MT: I have been part of the cricket club mainly for 30 years. Not much of a footy fan. They are very supportive. They are excited and opened their arms to the idea of having a softball club in the mix with softball, netball, cricket, football and little athletics. We are now a Sports Club.

PD: What are some of the challenges and rewards of setting up your own sports club?
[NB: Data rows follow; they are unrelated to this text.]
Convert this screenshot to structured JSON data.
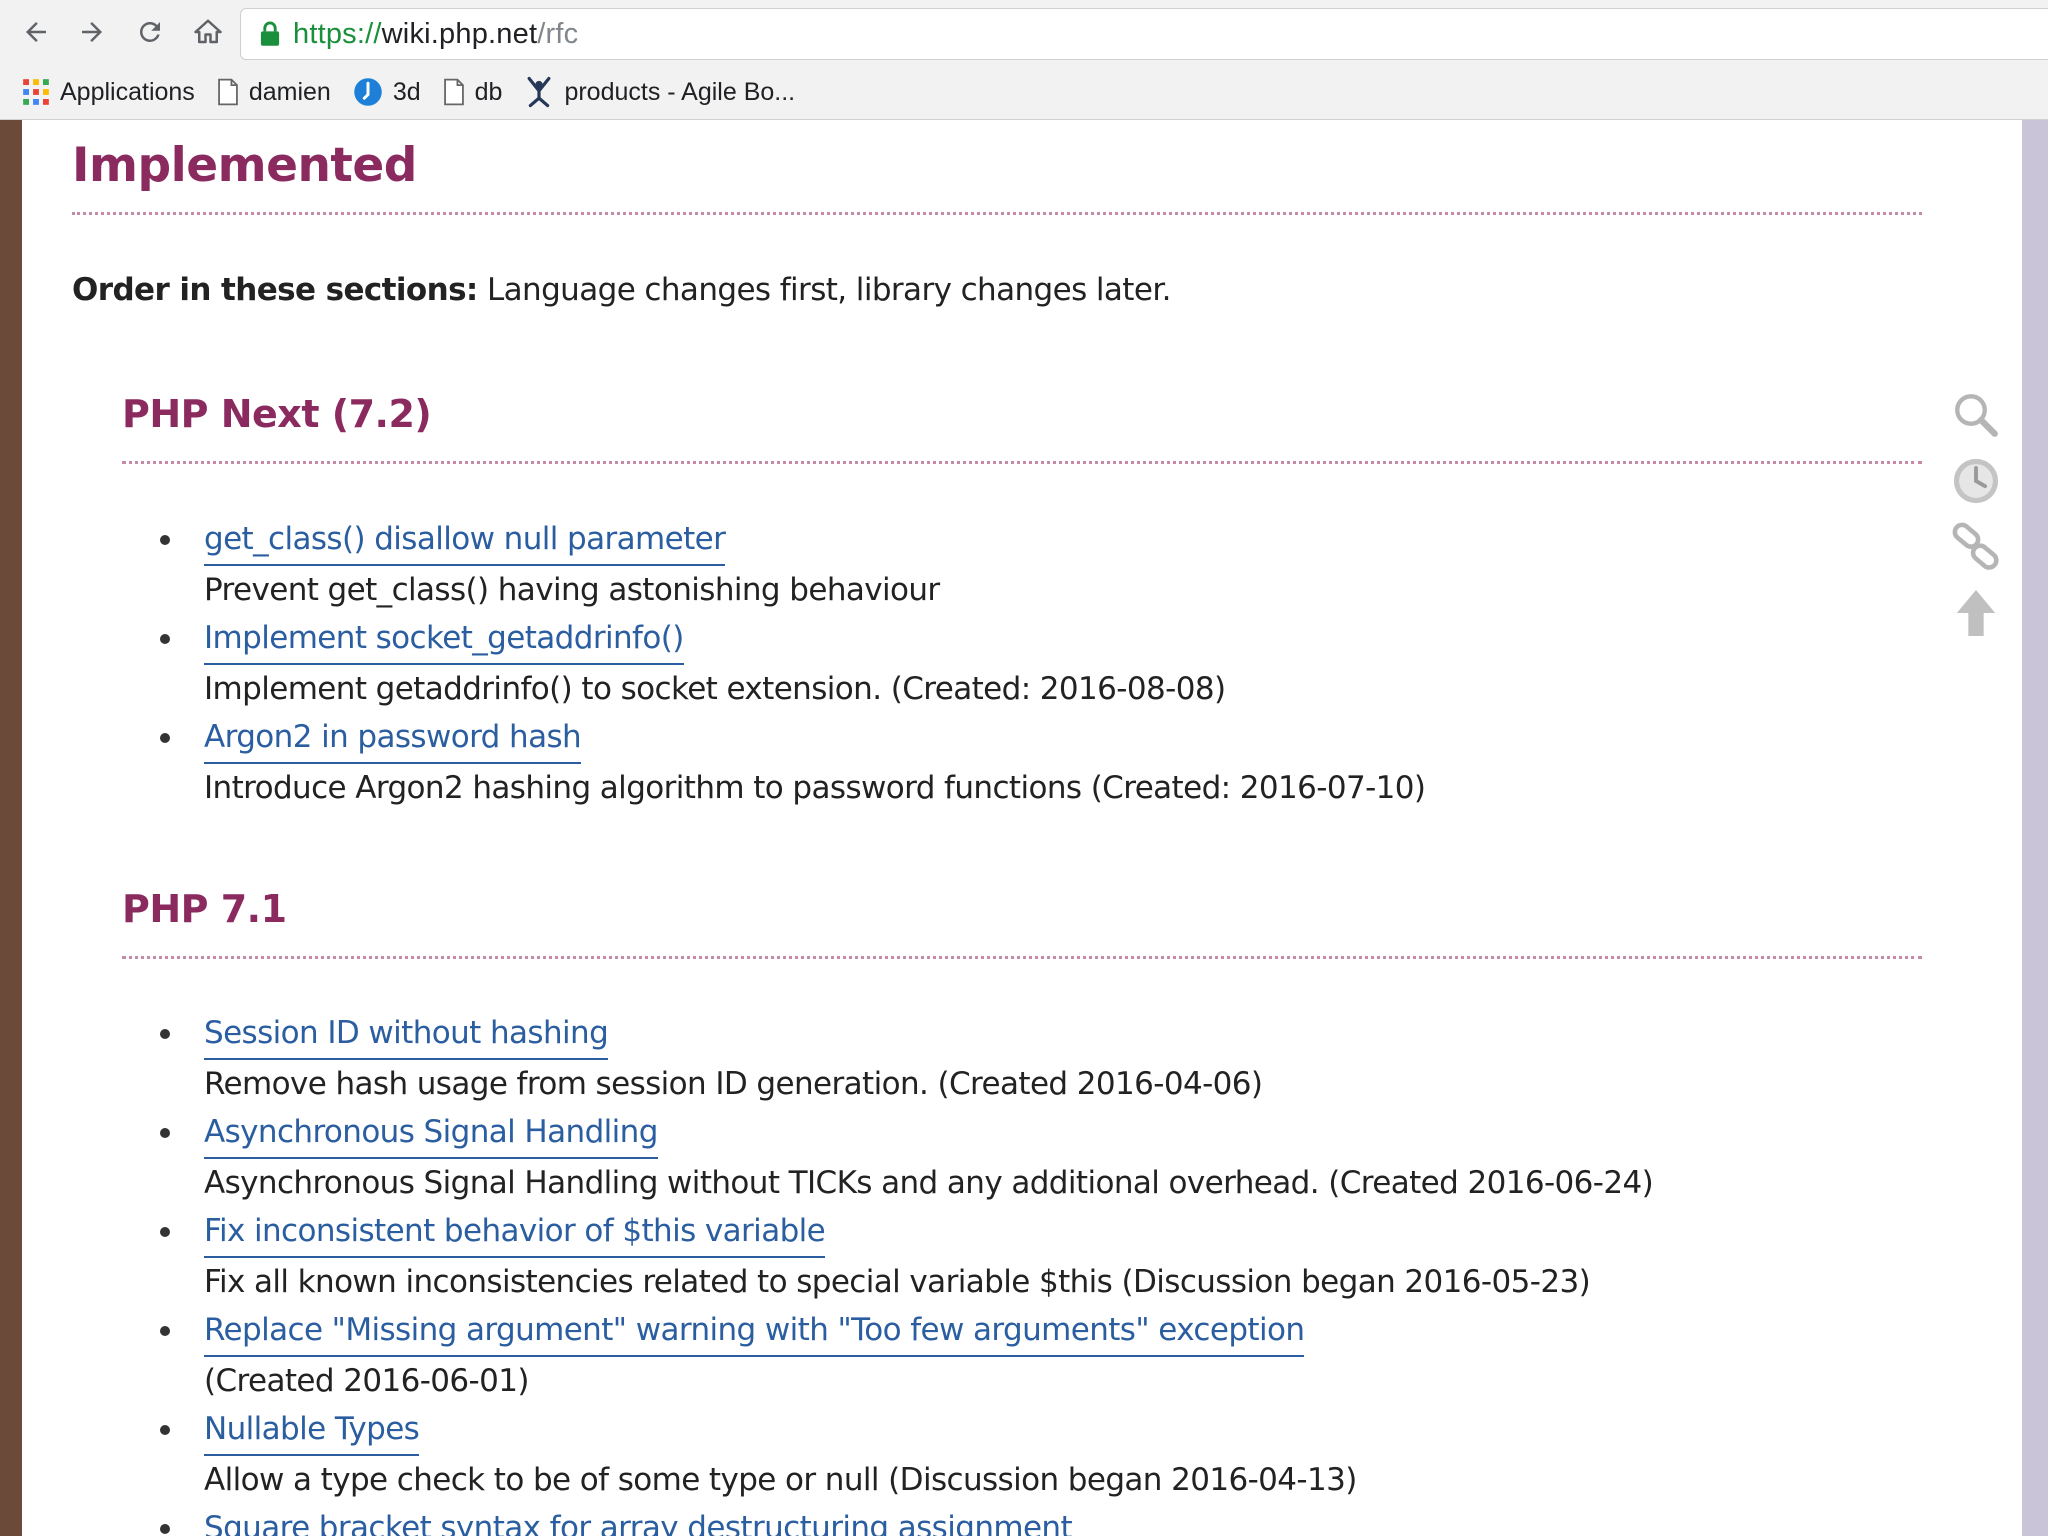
{
  "browser": {
    "url": {
      "scheme": "https://",
      "host": "wiki.php.net",
      "path": "/rfc"
    },
    "bookmarks": [
      {
        "label": "Applications",
        "icon": "apps-grid-icon"
      },
      {
        "label": "damien",
        "icon": "page-icon"
      },
      {
        "label": "3d",
        "icon": "blue-circle-icon"
      },
      {
        "label": "db",
        "icon": "page-icon"
      },
      {
        "label": "products - Agile Bo...",
        "icon": "agile-board-icon"
      }
    ]
  },
  "content": {
    "title": "Implemented",
    "order_label": "Order in these sections:",
    "order_text": " Language changes first, library changes later.",
    "sections": [
      {
        "heading": "PHP Next (7.2)",
        "items": [
          {
            "title": "get_class() disallow null parameter",
            "desc": "Prevent get_class() having astonishing behaviour"
          },
          {
            "title": "Implement socket_getaddrinfo()",
            "desc": "Implement getaddrinfo() to socket extension. (Created: 2016-08-08)"
          },
          {
            "title": "Argon2 in password hash",
            "desc": "Introduce Argon2 hashing algorithm to password functions (Created: 2016-07-10)"
          }
        ]
      },
      {
        "heading": "PHP 7.1",
        "items": [
          {
            "title": "Session ID without hashing",
            "desc": "Remove hash usage from session ID generation. (Created 2016-04-06)"
          },
          {
            "title": "Asynchronous Signal Handling",
            "desc": "Asynchronous Signal Handling without TICKs and any additional overhead. (Created 2016-06-24)"
          },
          {
            "title": "Fix inconsistent behavior of $this variable",
            "desc": "Fix all known inconsistencies related to special variable $this (Discussion began 2016-05-23)"
          },
          {
            "title": "Replace \"Missing argument\" warning with \"Too few arguments\" exception",
            "desc": "(Created 2016-06-01)"
          },
          {
            "title": "Nullable Types",
            "desc": "Allow a type check to be of some type or null (Discussion began 2016-04-13)"
          },
          {
            "title": "Square bracket syntax for array destructuring assignment",
            "desc": ""
          }
        ]
      }
    ]
  },
  "tools": [
    "search-icon",
    "clock-icon",
    "link-icon",
    "back-to-top-icon"
  ],
  "colors": {
    "heading": "#8a2a5e",
    "link": "#2b5ea0",
    "rule": "#c48aa8",
    "secure": "#1a8f3c"
  }
}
MT: The biggest challenge was to find people to actually want to join. But when the word got out, it was a bit like if you build it they will come. Finances are always a challenge. Most of the expenses were out of my own pocket, but now things are slowly falling into place. Also having to do things all myself. Now I have a wonderful board that work with me sharing the load. To see that all my hard work is all coming together. Now the Redbacks have kids in the mix. To see their faces light up when they are playing is just wonderful. Very proud seeing kids in my club colours.

 

PD: Where do you see the club being in five years’ time?

 

MT: I’m hoping for it to be bursting at the seams. Redbacks as far as the eye can see, with families watching their kids play and also the women. Maybe a men’s team.  Hoping we are lucky enough to have a diamond or two in our parks closer to home. That would be awesome. As kids develop, they could possibly represent Victoria or Australia.

 

PD: What advice would you give to prospective softball players?

 

MT: To follow your heart. Anything is possible, never give up! To let them know I will do everything I could possibly do for them to follow their dream.

 

PD: What do we need to do to get more kids and adults to play softball?

 

MT: We need to put it out there to all schools in our area. Maybe even create a program to introduce kids to it so they can see how much fun it can be. As for the adults that’s different because I find that they don’t commit easily over summer. They’d rather go to the beach than play a sport, but I must say I do have a few loyal ones. I think once they give it a go and see how much fun it is they will keep coming back. That’s a tough one with the adults.I think also I just have to make if more sociable and fun. Working on that.

 

Redbacks girls just wanna have fun.

Redbacks girls just wanna have fun. Mel is third from right at the front

The girls from Junior high team.

The girls from Junior high.

 

 

 

 

 

 

 

 

About Phillip Dimitriadis

Carer/Teacher/Writer. Author of Fandemic: Travels in Footy Mythology. World view influenced by Johnny Cash, Krishnamurti, Larry David, Tony Robbins and Billy Picken.

Comments

  1. Andrew Fithall says:

    Thanks Phil.

    Many parallels between softball and lacrosse: non-olympic sports which struggle for recognition and participation. Once newcomers get involved they are heard to say (in the voice of P Flynn) “How long has this been goin’ on?”